The DILS program has offered 56 languages to students since its birth in 2001. Twenty languages are offered in the program this semester, including Twi, Haitian Creole and Mongolian.

Finding the right language partner with the most knowledge about the respective language sometimes means hiring locals residents, like Galindo, who have never taught before.

“The criteria for the language partners is not necessarily that they are instructors, but that they are educated, native speakers,” Van Deusen-Scholl said.

TEACHERS WORTH SEARCHING FOR

The former director and founder of DILS, Maria Kosinski — who is now starting a similar program at the University of Miami — said she began looking for language partners through the Office of International Students and Scholars, along with all of Yale’s professional schools and undergraduate departments. If this yielded no results, she wrote in an e-mail, then DILS opened up to the New Haven community.

She said their final options included nearby universities, the United Nations and embassies in Washington, D.C. Some cases even required a simple Google search, she said.

“Part of the fun was the bit of detective work I ended up doing,” she wrote.

But Kosinski said her search for a Quechua instructor ended right in the Elm City. Kosinski said she contacted the St. Rose of Lima Church in New Haven because of its association with Peru. Church officials led her to Galindo, a member of the church.

In the basement of the Center for Language Study, Galindo’s classroom at the end of the hallway is just big enough to fit two black leather armchairs and one couch. There are no desks.

Two students in his class lounge on the furniture, with pens and notebooks in hand. The two students present, Andrew Cantu ’11, a Latin American Studies major, and Allison Tjemsland ’11, a history major, said they are learning Quechua because of their interest in indigenous cultures.

Cantu recalled that Galindo told him he was a “taco salesman” when they first met. Cantu said he does not ask a lot of questions about Galindo’s personal life.

“It’s kind of sketchy,” he told the News on the phone.

A stout man with gray hair, Galindo dresses casually in jeans and a blue fleece for class.
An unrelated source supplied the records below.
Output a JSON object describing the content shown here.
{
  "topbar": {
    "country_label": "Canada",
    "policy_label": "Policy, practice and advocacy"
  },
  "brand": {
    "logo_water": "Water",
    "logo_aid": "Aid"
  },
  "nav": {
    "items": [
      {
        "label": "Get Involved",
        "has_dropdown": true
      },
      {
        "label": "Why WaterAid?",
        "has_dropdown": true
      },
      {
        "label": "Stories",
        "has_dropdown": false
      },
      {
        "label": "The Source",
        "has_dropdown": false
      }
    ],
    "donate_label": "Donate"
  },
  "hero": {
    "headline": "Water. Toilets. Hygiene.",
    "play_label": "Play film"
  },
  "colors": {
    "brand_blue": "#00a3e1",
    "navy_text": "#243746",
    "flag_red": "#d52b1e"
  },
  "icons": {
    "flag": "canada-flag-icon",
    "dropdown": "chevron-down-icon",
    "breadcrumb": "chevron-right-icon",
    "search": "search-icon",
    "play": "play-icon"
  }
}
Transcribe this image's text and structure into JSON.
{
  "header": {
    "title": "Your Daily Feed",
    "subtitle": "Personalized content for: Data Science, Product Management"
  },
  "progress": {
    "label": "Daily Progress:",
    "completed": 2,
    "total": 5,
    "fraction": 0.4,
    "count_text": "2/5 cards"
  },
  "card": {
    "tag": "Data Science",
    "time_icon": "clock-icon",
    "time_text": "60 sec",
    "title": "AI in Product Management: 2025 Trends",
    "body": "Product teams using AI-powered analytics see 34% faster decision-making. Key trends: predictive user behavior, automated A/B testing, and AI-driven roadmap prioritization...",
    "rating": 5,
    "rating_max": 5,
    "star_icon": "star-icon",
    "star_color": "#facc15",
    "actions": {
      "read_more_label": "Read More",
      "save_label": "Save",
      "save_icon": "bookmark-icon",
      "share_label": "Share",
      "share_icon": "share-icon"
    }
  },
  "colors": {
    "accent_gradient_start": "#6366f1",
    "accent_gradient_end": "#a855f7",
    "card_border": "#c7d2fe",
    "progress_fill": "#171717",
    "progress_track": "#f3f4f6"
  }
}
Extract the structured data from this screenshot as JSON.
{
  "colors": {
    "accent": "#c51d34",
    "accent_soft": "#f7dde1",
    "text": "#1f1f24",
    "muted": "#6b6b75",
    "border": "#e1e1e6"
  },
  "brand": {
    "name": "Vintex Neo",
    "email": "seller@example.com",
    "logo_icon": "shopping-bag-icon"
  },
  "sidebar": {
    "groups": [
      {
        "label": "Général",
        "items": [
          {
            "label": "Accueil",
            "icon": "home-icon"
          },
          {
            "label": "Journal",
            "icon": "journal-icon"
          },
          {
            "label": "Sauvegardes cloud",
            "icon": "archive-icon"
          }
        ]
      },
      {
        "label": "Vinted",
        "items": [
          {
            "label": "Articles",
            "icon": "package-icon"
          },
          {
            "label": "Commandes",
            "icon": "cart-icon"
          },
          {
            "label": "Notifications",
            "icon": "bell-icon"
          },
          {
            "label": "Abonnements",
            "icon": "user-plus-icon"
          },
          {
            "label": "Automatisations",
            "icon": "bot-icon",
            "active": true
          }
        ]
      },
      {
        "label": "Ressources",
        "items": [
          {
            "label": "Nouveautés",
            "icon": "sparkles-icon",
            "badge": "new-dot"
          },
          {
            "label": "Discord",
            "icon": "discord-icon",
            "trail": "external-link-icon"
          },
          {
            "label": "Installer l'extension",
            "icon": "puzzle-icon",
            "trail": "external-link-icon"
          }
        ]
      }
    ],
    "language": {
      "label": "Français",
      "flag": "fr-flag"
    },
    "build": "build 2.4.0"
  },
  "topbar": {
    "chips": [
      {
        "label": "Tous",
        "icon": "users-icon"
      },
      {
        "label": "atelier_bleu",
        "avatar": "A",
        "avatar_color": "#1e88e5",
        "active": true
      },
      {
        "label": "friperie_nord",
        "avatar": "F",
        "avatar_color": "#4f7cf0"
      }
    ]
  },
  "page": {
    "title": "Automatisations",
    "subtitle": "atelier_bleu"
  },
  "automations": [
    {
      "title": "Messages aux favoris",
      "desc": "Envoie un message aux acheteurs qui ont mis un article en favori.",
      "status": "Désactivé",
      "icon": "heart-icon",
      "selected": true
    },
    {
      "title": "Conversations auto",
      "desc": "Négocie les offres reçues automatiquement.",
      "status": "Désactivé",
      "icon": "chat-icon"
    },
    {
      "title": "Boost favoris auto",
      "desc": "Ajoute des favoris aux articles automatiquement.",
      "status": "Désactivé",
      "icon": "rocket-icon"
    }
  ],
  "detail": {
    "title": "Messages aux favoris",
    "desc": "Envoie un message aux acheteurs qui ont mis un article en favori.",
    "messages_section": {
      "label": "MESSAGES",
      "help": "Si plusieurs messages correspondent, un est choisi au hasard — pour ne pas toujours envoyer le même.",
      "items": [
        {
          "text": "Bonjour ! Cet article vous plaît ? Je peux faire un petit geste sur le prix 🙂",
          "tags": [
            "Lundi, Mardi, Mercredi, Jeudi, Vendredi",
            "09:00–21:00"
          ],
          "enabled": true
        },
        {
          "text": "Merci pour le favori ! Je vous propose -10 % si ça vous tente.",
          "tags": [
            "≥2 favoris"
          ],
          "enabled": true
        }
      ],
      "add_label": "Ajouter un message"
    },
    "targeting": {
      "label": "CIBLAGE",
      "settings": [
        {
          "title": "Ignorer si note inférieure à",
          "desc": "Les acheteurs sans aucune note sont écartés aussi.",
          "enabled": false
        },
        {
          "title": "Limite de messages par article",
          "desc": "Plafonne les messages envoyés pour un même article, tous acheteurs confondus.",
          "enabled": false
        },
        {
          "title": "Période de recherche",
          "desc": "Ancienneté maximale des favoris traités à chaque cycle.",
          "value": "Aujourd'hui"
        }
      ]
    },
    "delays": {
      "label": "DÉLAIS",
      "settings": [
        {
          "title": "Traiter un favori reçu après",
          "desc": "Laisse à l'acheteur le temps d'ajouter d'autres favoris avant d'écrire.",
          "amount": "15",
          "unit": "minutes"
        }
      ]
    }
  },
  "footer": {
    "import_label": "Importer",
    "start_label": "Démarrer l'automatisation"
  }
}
He carefully picks his words in heavily accented English.

“For me it was wonderful,” he said, about his opportunity to engage students in Quechua. “I was waiting for this a long time.”

Other than his own mother and father, Galindo explained, nobody else in his family speaks the Native American language of South America. He said he relished the opportunity to keep Quechua alive.

LANGUAGE PARTNERS, NOT INSTRUCTORS

Despite his instructor’s passion for the language, Cantu said, working with Galindo can be challenging.

“He’s not a trained educator so I have to be really specific about what I want to know,” he said. “It’s difficult sometimes.”

The language partners, after all, are less responsible for teaching than they are for conversing with students in the respective language, Kosinski said. The DILS coordinators find the learning materials for students, she explained, although sometimes students will have a certain text they want to work with.

Still, the language partners must take part in an orientation program, Van Deusen-Scholl said in an e-mail.

Van Deusen-Scholl said DILS sometimes provides other training opportunities for the language partners. Galindo, for instance, said he attended a conference at the University of Illinois of people from all over the United States who teach Quechua.

“The function of the language partner is to model the language, to speak the language, to engage the student in conversation,” Kosinski said. Galindo, she added, “brings cultural insight and that is a great benefit for the DILS program.”

The DILS program has added on another option for finding native speakers to interact with students. Starting this year, current DILS coordinator Erin Kearney said the program is also experimenting with connecting students with language partners overseas via the Internet. The language partner for the Mapuche language, for instance, is actually in Chile and communicates with a Yale student in New Haven online.

The process for finding language partners, Kearney concluded, is “fascinating.” She described it as a “ripple effect.”

“You send out an e-mail, it’s like a pebble that you drop in the water and the waves go out,” Kosinski said.